With Coloring Book, I began to understand much more about Koons’s work. For years, he has worked on a series of highly realized photo-realist paintings of things like lobsters, employing scores of assistants to make them. Koons has maintained that these paintings refer to Dalí, Warhol, and others. Now, saying a lobster refers to Dalí is sort of stupid. But although the paintings are still pointless if looked at only iconographically, they come alive as 21st-century versions of proto-modernism if you confine your gaze to the surface itself. There are no lines to be seen: Koons has meticulously separated every area of paint into a well-defined mass or island that interlocks perfectly with every other area without ever overlapping it. It’s like looking in a microscope and seeing what had formerly been a blur resolve into distinct forms.

That things as mundane as balloon dogs, basketballs, and coloring books can heft such phenomenological weight is a testament to the power of Koons’s art. (But not all of it. The third piece on the Met’s roof, Sacred Heart (Red/Gold), is simply a big steel heart tied up with a gold ribbon. The piece has so little scale distortion, mystery, or abstractness that it’s barely more than a glitzy trinket.) Even though he is a prince of the Eventocracy, Koons still garners some of the most scathing reviews around. He’s been accused of unabashed cynicism, of self-promotion, of hype. Just last month the Chicago Tribune dismissed his entire oeuvre as failing “every known test for quality” (I’d love to see these tests). Maybe some of Koons’s recent work is the sculptural equivalent of a dazzlingly polished Abba song. But even something as impeccable and weightless as that isn’t bad. Whether you like his work or not, Koons allows you to toggle between abstraction and reality like few other contemporary artists.

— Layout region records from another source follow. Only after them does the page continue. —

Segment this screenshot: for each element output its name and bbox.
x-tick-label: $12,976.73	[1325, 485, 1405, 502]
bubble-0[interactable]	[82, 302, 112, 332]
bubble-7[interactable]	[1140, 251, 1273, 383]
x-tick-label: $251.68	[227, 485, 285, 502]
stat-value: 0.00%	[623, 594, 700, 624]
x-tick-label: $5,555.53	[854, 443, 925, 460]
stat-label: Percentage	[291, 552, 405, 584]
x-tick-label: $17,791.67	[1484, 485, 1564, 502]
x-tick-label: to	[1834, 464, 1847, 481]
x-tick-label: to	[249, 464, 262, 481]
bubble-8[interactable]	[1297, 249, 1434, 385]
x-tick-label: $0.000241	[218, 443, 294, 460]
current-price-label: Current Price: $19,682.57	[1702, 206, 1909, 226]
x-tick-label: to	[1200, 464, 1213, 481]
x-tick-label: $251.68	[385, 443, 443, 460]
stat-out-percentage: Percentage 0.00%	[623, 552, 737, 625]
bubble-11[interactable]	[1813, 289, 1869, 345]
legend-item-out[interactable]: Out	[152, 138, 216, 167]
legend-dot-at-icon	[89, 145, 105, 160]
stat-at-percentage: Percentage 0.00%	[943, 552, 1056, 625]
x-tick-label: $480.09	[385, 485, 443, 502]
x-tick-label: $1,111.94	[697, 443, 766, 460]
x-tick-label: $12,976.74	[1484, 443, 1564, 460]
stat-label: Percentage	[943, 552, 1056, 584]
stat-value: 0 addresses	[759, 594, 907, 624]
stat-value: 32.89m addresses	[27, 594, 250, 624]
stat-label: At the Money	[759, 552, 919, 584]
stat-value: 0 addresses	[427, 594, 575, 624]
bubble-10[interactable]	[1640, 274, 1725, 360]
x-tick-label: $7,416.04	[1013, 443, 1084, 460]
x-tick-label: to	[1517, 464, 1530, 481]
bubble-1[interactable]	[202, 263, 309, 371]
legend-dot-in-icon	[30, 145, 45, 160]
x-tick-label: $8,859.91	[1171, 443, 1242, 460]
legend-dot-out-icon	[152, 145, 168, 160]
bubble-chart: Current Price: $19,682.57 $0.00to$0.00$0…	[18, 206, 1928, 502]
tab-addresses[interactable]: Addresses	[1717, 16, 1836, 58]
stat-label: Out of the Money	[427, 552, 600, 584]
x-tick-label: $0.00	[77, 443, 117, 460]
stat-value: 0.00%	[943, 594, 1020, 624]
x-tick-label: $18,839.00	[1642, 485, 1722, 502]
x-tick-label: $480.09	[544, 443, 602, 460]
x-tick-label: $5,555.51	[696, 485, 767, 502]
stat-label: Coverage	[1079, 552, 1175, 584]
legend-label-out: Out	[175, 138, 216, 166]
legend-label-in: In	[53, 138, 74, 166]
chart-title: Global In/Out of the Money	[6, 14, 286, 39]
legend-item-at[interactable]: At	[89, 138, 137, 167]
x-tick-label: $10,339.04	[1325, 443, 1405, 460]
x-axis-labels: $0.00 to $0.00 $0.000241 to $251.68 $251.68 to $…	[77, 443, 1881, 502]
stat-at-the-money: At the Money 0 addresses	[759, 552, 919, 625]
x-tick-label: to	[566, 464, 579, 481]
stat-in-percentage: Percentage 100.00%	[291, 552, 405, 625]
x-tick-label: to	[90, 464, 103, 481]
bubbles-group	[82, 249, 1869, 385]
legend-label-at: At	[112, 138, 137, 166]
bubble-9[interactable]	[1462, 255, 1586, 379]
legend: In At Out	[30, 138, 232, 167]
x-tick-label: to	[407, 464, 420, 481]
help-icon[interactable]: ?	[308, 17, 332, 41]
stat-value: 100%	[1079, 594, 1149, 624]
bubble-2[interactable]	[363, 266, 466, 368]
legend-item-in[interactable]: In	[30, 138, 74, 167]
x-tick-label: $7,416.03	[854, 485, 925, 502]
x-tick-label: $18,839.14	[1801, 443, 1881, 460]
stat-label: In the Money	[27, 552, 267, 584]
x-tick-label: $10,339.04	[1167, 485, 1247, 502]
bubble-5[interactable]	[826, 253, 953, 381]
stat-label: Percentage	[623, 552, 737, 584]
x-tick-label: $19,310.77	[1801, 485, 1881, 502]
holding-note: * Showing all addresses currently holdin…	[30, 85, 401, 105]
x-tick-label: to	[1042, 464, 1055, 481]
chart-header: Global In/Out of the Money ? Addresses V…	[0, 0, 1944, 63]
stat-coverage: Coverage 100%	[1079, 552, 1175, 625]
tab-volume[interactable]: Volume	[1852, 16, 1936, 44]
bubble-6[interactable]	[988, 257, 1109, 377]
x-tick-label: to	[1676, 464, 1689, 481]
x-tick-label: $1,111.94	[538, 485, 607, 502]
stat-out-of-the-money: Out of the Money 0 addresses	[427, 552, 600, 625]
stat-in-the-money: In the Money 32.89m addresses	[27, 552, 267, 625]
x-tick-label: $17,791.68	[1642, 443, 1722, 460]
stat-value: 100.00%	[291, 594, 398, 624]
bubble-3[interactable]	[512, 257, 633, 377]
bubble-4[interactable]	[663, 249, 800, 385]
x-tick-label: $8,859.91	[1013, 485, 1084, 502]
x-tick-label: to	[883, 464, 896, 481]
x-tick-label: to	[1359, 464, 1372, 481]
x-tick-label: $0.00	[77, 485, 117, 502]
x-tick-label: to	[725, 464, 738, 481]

Koons’s flawless surfaces are devoid of human touch, but they’re charged with physicality, intelligence, and humanity. As with Courbet, Manet, and Lichtenstein, the things in Koons’s paintings start to matter less than the way they’re painted. Yet the paintings never bog down in a formalist cul-de-sac. Instead, like Coloring Book, the paintings vacillate between gleaming fact and mirage. Material turns into light, color and reflectivity become form, and familiar objects take on the aura of the unknown.

BACKSTORY
Balloon Dog may surpass two pieces it grew directly out of, the stainless-steel Rabbit and the 43-foot-tall topiary Puppy, perhaps the best work of public sculpture by an American in 25 years. With 60,000 decisions about where to place the flowers, Puppy is a coming to terms with not only chaos but Koons’s own control-freak self. When he was building it in front of Rockefeller Center, in 2001, I walked by, and in his affable way, he invited me to place a flower, saying, “Put it anywhere.” I placed a petunia on the doggy’s leg. Koons looked at it a moment, said “Great,” then walked up to the sculpture, removed the flower, and re-placed it one inch to the left. —J.S.

Jeff Koons on the Roof
Iris and B. Gerald Cantor Roof Garden.
Metropolitan Museum of Art. Through October 26.